Six years ago, the U.S. Secret Service raided Watson's Dallas home after a pit bull breeder he paid $500 discovered the cash was fake. Inside, agents found more fake cash, including a sheet of $100 bills in the tray of his Hewlett Packard printer. The more serious criminal charge of conspiring to manufacture counterfeit currency was dropped after Watson pleaded guilty to a possession charge. He was sentenced to 27 months in prison.
At this point, Watson could have decided that printing fake money wasn't worth the risk. Instead, the feds say, he tried to give it another shot.
This time, according to documents filed Wednesday in federal court, Watson's scheme began to unravel at a Fort Worth Walmart on January 14 when a woman was busted trying to pass two fake $100 bills.
She agreed to cooperate with police, telling them that she'd gotten the bills from a guy named Mike, who charged $.50 on the dollar but also accepted drugs and alcohol. The deals always went down at his apartment at Grand Prairie's Quail Ridge complex.
Her story was given added credibility on February 6, when the Secret Service received an anonymous Crime Stoppers tip via Grand Prairie Police identifying Watson as the manufacturer of "$1,000-$2,000" in fake currency.

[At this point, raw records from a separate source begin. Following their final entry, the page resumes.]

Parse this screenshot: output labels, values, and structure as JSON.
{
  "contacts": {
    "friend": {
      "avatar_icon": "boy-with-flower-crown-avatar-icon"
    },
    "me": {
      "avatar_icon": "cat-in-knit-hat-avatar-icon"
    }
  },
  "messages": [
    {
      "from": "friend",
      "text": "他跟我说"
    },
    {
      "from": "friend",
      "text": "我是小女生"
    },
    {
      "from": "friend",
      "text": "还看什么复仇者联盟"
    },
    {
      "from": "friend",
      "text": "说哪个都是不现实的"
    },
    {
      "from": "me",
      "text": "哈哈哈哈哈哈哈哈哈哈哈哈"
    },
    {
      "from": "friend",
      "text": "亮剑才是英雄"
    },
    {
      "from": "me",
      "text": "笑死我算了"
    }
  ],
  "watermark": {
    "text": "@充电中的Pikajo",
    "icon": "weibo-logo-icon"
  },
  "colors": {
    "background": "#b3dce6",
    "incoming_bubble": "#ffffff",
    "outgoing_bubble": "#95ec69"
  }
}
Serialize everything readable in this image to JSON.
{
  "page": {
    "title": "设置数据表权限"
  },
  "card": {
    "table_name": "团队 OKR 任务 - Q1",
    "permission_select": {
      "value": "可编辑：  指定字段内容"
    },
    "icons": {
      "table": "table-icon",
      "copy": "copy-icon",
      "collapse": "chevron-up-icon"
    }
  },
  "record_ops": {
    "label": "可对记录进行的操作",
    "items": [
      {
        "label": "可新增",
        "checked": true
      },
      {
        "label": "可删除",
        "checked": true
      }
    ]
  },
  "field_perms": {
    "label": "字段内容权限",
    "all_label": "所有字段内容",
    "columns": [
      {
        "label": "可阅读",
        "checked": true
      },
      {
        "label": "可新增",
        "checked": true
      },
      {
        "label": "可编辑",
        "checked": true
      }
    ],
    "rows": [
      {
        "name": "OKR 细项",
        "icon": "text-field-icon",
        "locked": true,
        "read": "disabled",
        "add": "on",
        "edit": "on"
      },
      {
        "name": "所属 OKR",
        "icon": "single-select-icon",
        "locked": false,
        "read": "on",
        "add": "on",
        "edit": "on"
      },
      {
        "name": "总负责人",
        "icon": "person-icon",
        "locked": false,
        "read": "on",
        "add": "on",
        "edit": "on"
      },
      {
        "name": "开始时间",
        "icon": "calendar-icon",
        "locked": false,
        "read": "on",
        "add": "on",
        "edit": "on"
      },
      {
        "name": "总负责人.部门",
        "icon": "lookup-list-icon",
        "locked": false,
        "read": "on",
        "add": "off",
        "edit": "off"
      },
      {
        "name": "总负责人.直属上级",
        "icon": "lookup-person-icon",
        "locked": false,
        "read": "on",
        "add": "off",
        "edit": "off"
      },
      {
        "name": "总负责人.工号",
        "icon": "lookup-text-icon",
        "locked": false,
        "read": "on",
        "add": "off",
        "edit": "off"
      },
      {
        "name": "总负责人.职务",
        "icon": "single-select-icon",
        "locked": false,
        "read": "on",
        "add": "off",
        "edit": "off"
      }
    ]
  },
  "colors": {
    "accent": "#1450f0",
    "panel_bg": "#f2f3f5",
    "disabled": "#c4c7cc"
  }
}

Agents raided the apartment on February 7. They found lots of $5 and $1 notes in the upstairs bathroom, a can of Easy-Off oven cleaner they suspected was used to bleach said notes, and bags and boxes filled with counterfeit $100 bills.
Prosecutors filed a criminal complaint accusing Watson of manufacturing counterfeit currency. They say he poses a significant flight risk and are asking that he be jailed pending trial.